Tijdens de mondelinge behandeling heeft [eiseres] gesteld dat partijen een vaste aanneemsom afgesproken hebben. Om dit standpunt te onderbouwen heeft [eiseres] gewezen op haar opdrachtbevestiging en de opdrachtbevestiging van [gedaagde] . Daarin staat dat de overeengekomen totaalprijs € 2.775.000,00 bedraagt en dat de in de overeenkomst genoemde prijzen vast staan. [gedaagde] heeft betwist dat een vaste aanneemsom afgesproken is. Dat er een vaste aanneemsom afgesproken is blijkt niet uit de gedragingen van partijen. [eiseres] heeft gedurende het project onder verwijzing naar urenstaten de arbeidsuren van haar medewerkers en het gebruikte materiaal aan [gedaagde] gefactureerd. Ook de discussie van partijen over de factuur van 2 februari 2022 ziet voor een groot gedeelte op een afrekening van het daadwerkelijk aantal m² gerealiseerde bedrijfsvloeren en het aantal m³ gebruikte beton. Van een vaste aanneemsom is daarom geen sprake.

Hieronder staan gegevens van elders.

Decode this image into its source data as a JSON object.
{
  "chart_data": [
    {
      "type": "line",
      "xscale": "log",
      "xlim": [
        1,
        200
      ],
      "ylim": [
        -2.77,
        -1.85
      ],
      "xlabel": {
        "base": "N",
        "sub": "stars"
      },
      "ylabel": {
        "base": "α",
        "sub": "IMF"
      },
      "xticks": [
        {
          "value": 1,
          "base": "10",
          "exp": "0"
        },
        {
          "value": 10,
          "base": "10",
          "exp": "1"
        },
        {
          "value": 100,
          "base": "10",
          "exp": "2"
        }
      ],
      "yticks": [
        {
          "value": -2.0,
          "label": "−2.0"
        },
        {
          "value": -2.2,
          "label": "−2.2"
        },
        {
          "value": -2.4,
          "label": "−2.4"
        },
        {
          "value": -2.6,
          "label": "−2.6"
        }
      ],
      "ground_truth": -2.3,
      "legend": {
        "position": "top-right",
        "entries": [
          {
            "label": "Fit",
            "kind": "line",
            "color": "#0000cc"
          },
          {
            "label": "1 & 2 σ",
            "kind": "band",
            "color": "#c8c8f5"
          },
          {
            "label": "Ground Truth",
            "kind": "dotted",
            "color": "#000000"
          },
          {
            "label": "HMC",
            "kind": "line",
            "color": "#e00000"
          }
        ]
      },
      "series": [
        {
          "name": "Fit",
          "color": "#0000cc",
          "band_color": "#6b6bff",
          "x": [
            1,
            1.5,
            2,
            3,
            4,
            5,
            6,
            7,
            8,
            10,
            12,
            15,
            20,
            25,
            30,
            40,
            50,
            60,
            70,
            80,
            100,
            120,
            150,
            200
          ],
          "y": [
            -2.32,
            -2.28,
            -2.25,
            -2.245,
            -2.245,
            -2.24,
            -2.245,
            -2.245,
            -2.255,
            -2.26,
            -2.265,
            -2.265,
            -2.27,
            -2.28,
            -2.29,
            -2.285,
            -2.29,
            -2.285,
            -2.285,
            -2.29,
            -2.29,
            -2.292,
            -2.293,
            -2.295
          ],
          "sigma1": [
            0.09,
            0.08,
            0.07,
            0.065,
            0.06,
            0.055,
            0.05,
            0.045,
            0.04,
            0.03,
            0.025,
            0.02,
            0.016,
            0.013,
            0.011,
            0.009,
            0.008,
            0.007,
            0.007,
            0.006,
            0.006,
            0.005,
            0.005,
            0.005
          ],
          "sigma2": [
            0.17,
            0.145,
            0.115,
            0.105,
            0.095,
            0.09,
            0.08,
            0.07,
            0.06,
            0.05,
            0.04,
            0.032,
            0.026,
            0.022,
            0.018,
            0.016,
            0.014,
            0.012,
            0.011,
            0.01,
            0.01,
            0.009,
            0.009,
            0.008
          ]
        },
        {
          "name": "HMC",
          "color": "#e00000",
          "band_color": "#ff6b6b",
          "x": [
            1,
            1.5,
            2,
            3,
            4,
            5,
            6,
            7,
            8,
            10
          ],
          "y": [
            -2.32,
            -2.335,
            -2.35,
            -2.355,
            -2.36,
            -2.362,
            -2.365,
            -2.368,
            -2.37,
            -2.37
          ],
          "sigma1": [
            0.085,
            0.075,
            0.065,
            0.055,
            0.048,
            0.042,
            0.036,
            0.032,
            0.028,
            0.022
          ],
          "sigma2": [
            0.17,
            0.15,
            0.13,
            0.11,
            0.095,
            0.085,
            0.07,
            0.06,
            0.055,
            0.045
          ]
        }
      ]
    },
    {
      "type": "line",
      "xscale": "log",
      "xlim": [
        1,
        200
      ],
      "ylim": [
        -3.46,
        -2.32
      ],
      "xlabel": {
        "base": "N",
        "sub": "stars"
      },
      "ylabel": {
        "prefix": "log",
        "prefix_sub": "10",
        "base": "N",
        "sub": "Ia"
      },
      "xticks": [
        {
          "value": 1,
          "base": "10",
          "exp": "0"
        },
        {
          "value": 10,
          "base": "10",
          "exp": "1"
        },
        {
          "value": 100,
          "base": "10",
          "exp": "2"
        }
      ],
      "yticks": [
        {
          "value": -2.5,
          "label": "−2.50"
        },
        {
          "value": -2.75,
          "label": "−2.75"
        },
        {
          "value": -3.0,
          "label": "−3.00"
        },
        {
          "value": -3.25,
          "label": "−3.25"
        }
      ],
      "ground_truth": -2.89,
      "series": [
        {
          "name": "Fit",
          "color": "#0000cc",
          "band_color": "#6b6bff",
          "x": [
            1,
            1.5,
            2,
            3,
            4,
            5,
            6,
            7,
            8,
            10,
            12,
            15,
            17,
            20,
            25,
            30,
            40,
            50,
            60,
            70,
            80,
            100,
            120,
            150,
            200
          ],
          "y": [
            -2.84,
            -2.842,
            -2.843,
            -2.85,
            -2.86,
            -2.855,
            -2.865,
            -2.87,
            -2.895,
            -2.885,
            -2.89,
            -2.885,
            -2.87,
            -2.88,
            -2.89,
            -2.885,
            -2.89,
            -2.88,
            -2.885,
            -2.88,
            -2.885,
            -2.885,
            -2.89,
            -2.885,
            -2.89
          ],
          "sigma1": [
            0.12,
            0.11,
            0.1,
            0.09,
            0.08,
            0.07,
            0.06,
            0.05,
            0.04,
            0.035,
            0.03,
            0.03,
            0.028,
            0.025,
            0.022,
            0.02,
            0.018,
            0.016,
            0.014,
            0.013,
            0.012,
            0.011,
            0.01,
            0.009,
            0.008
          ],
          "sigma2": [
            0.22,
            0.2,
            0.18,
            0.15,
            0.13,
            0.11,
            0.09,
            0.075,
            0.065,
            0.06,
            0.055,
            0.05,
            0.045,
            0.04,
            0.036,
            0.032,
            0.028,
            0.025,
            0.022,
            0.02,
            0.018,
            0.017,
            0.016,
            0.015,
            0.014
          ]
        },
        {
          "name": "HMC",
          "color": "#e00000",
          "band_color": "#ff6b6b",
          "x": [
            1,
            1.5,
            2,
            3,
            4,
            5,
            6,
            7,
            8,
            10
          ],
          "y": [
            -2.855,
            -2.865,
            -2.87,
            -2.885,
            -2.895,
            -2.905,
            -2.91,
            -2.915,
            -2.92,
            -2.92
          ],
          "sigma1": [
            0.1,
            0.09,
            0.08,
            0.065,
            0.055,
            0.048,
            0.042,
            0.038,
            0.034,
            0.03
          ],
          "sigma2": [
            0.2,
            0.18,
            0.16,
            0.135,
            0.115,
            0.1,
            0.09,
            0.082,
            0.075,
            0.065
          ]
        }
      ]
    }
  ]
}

Factuur van 27 februari 2020
3.6.
[eiseres] heeft op 27 februari 2020 een factuur voor een bedrag van € 487.107,55 aan [gedaagde] gestuurd. Op 14 mei 2020 heeft [gedaagde] een bedrag van € 300.000,00 betaald. Daarna zijn partijen met elkaar in overleg getreden over een definitieve afrekening van het project. Op 12 april 2023 heeft [gedaagde] een brief aan [eiseres] gestuurd waarin zij schrijft dat zij ten aanzien van de factuur van 27 februari 2020 zich aanvankelijk op een opschortingsrecht heeft beroepen, maar dat beroep voor die factuur laat varen. Zij schrijft verder dat zij het restant van de factuur van € 187.107,55 betaalbaar zal stellen. [gedaagde] heeft op 11 mei 2023 een bedrag van € 147.748,45 aan [eiseres] betaald.
3.7.
In deze procedure heeft [gedaagde] geen verweer gevoerd tegen de verschuldigdheid van de factuur van 27 februari 2020. [gedaagde] heeft ook geen eis in reconventie ingesteld van door haar gestelde vorderingen op [eiseres] die verrekend zouden moeten worden. Dat betekent dat [gedaagde] zal worden veroordeeld om het restant van de factuur van 27 februari 2020 aan [eiseres] te betalen.
3.8.
In haar brief van 12 april 2023 heeft [gedaagde] geschreven dat zij het nog openstaande bedrag van € 187.107,55 betaalbaar zal stellen. Daarmee strekt haar betaling van € 147.748,45 tot aflossing van de hoofdsom van de factuur van 27 februari 2020. Omdat [eiseres] die betaling niet heeft geweigerd, volgt de rechtbank [eiseres] niet in haar stelling dat de betaling van [gedaagde] eerst in mindering strekt op de kosten en rente en pas daarna op de hoofdsom.
Tussenconclusie
3.9.
[gedaagde] zal worden veroordeeld tot betaling van het restant van de factuur van 27 februari 2020. Dat is een bedrag van (€ 487.107,55 min € 300.000,00 min € 147.748,45) € 39.359,10. Dat bedrag zal worden vermeerderd met de subsidiair gevorderde wettelijke handelsrente, omdat [gedaagde] de hoofdsom niet binnen 30 dagen na ontvangst van de factuur heeft voldaan (artikel 6:119a lid 2 sub a BW). [eiseres] vordert de wettelijke handelsrente vanaf 9 december 2023. Dat zal worden toegewezen.
3.10.
Over haar deelbetaling van € 147.748,45 moet [gedaagde] wettelijke handelsrente betalen vanaf 30 dagen na ontvangst van de factuur (artikel 6:119a lid 2 sub a BW) tot haar betaling van dat bedrag op 11 mei 2023. Weliswaar waren partijen met elkaar in gesprek over een definitieve afrekening van het project, maar van een afspraak tussen partijen dat de betaling van het restant van die factuur zou worden opgeschort, zoals door [gedaagde] gesteld, is niet gebleken. Dat betekent dat [gedaagde] wettelijke handelsrente verschuldigd is over een bedrag van € 147.748,45 over de periode van 28 maart 2020 tot 11 mei 2023.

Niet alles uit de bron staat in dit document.